Cameroon-Tribune

Oumarou Ngamoundji: défenseur des avocats

Economie
Honoré FEUKOUO | 06-02-2018 05:42

 La manne que ce sexagénaire récolte dans la production et la commercialisation des avocats, a donné un souffle nouveau à sa vie.

«Anaheim », « Taylor », « Hickson » sont des noms donnés à certaines des 28 variétés d’avocats sortis des laboratoires de recherche de l’IRAD et valorisés dans les plantations. Il s’agit aussi des surnoms qu’Oumarou Ngamoundji donne à certains de ses multiples enfants, au bon souvenir de ses productions et de leur incidence sur sa vie.

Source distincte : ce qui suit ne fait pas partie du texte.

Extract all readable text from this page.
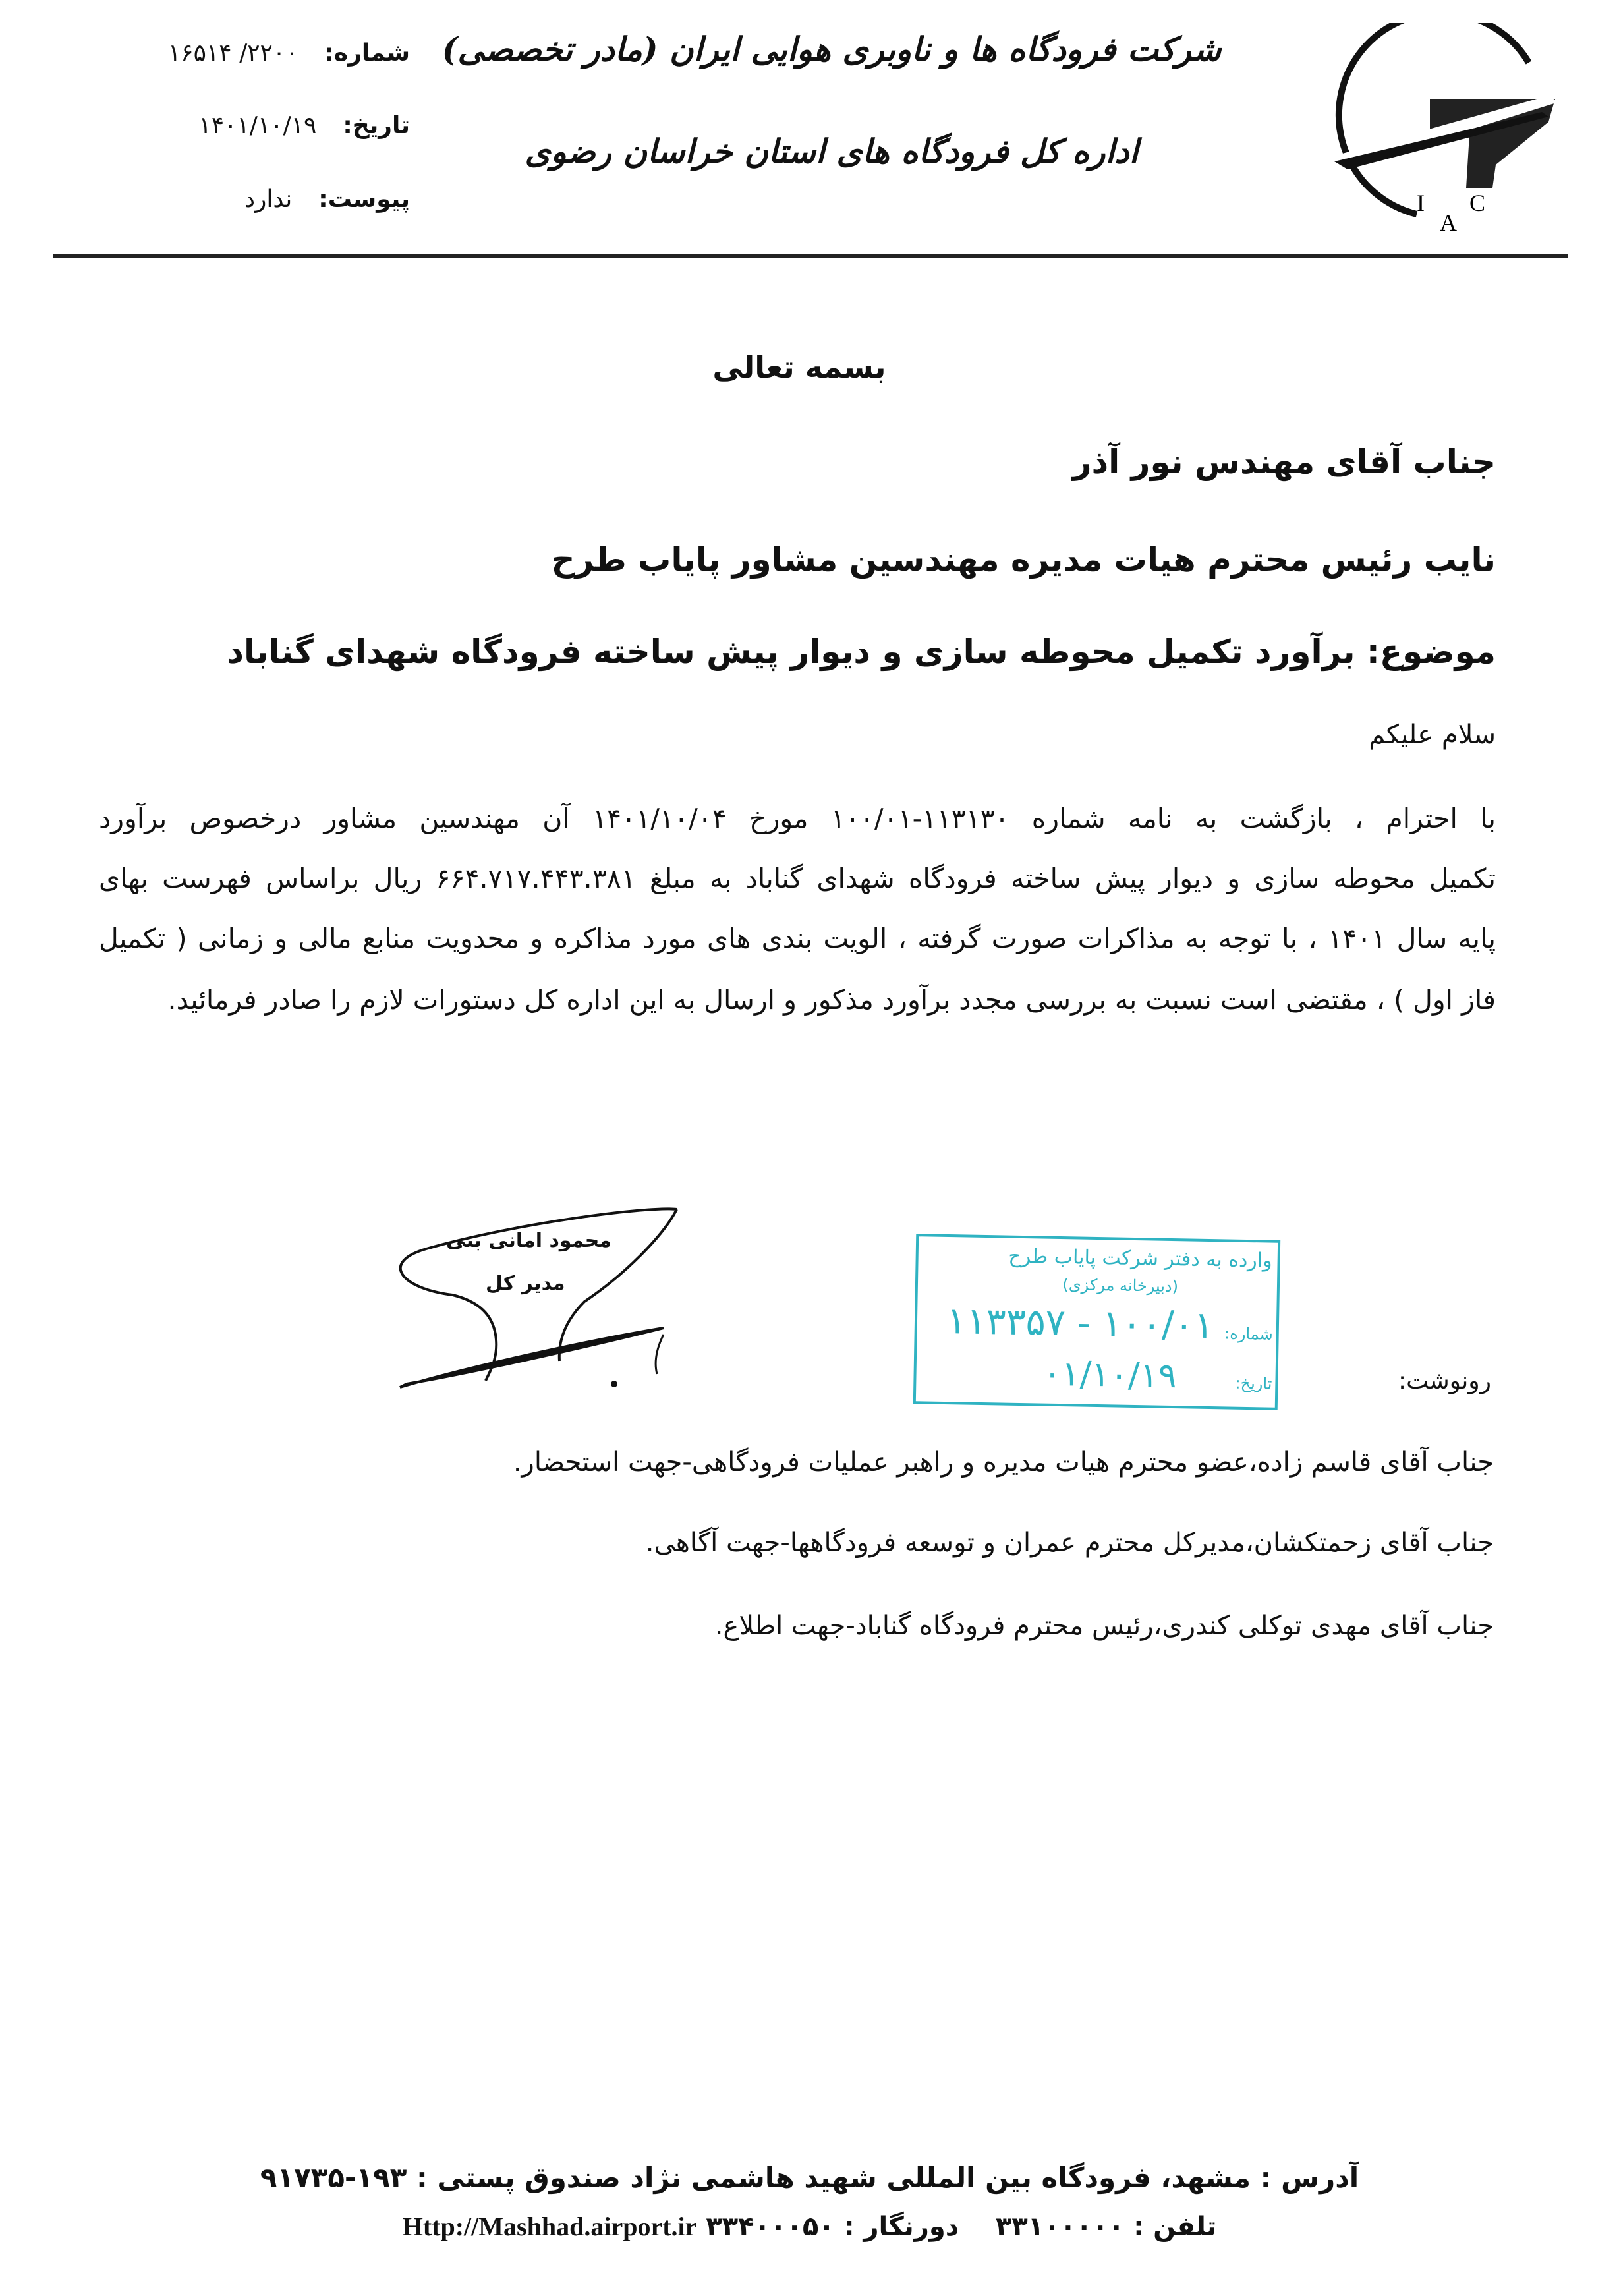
I
A
C
شرکت فرودگاه ها و ناوبری هوایی ایران (مادر تخصصی)
اداره کل فرودگاه های استان خراسان رضوی
شماره:
۲۲۰۰/ ۱۶۵۱۴
تاریخ:
۱۴۰۱/۱۰/۱۹
پیوست:
ندارد
بسمه تعالی
جناب آقای مهندس نور آذر
نایب رئیس محترم هیات مدیره مهندسین مشاور پایاب طرح
موضوع: برآورد تکمیل محوطه سازی و دیوار پیش ساخته فرودگاه شهدای گناباد
سلام علیکم
با احترام ، بازگشت به نامه شماره ۱۱۳۱۳۰-۱۰۰/۰۱ مورخ ۱۴۰۱/۱۰/۰۴ آن مهندسین مشاور درخصوص برآورد
تکمیل محوطه سازی و دیوار پیش ساخته فرودگاه شهدای گناباد به مبلغ ۶۶۴.۷۱۷.۴۴۳.۳۸۱ ریال براساس فهرست بهای
پایه سال ۱۴۰۱ ، با توجه به مذاکرات صورت گرفته ، الویت بندی های مورد مذاکره و محدویت منابع مالی و زمانی ( تکمیل
فاز اول ) ، مقتضی است نسبت به بررسی مجدد برآورد مذکور و ارسال به این اداره کل دستورات لازم را صادر فرمائید.
محمود امانی بنی
مدیر کل
وارده به دفتر شرکت پایاب طرح
(دبیرخانه مرکزی)
شماره:
۱۱۳۳۵۷ - ۱۰۰/۰۱
تاریخ:
۰۱/۱۰/۱۹	رونوشت:
جناب آقای قاسم زاده،عضو محترم هیات مدیره و راهبر عملیات فرودگاهی-جهت استحضار.
جناب آقای زحمتکشان،مدیرکل محترم عمران و توسعه فرودگاهها-جهت آگاهی.
جناب آقای مهدی توکلی کندری،رئیس محترم فرودگاه گناباد-جهت اطلاع.
آدرس : مشهد، فرودگاه بین المللی شهید هاشمی نژاد صندوق پستی : ۱۹۳-۹۱۷۳۵
تلفن : ۳۳۱۰۰۰۰۰    دورنگار : ۳۳۴۰۰۰۵۰ Http://Mashhad.airport.ir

A l’en croire, l’avocat est à la base de la relance de sa carrière. Cet agriculteur, membre de plusieurs groupes d’initiatives communes spécialisés dans la production du maïs, de la tomate, du riz et de l’avocat a une reconnaissance à l’égard de ce fruit.

Dans ses souvenirs d’enfance, la cueillette des avocats, est vite passée d’un sport qu’il exerçait avec ses copains quand il était gamin, à un moyen de rentrées financières qui ont permis au jeune adolescent qu’il est devenu entre-temps, de payer ses frais de scolarité.

C’est aussi avec le commerce de l’avocat, entre autres, qu’il constitue son capital d’affaires. C’est au Gabon qu’il fait valoir ses talents. La réussite n’est pas étincelante au bout du compte. Il retourne dans son Baïgom natal.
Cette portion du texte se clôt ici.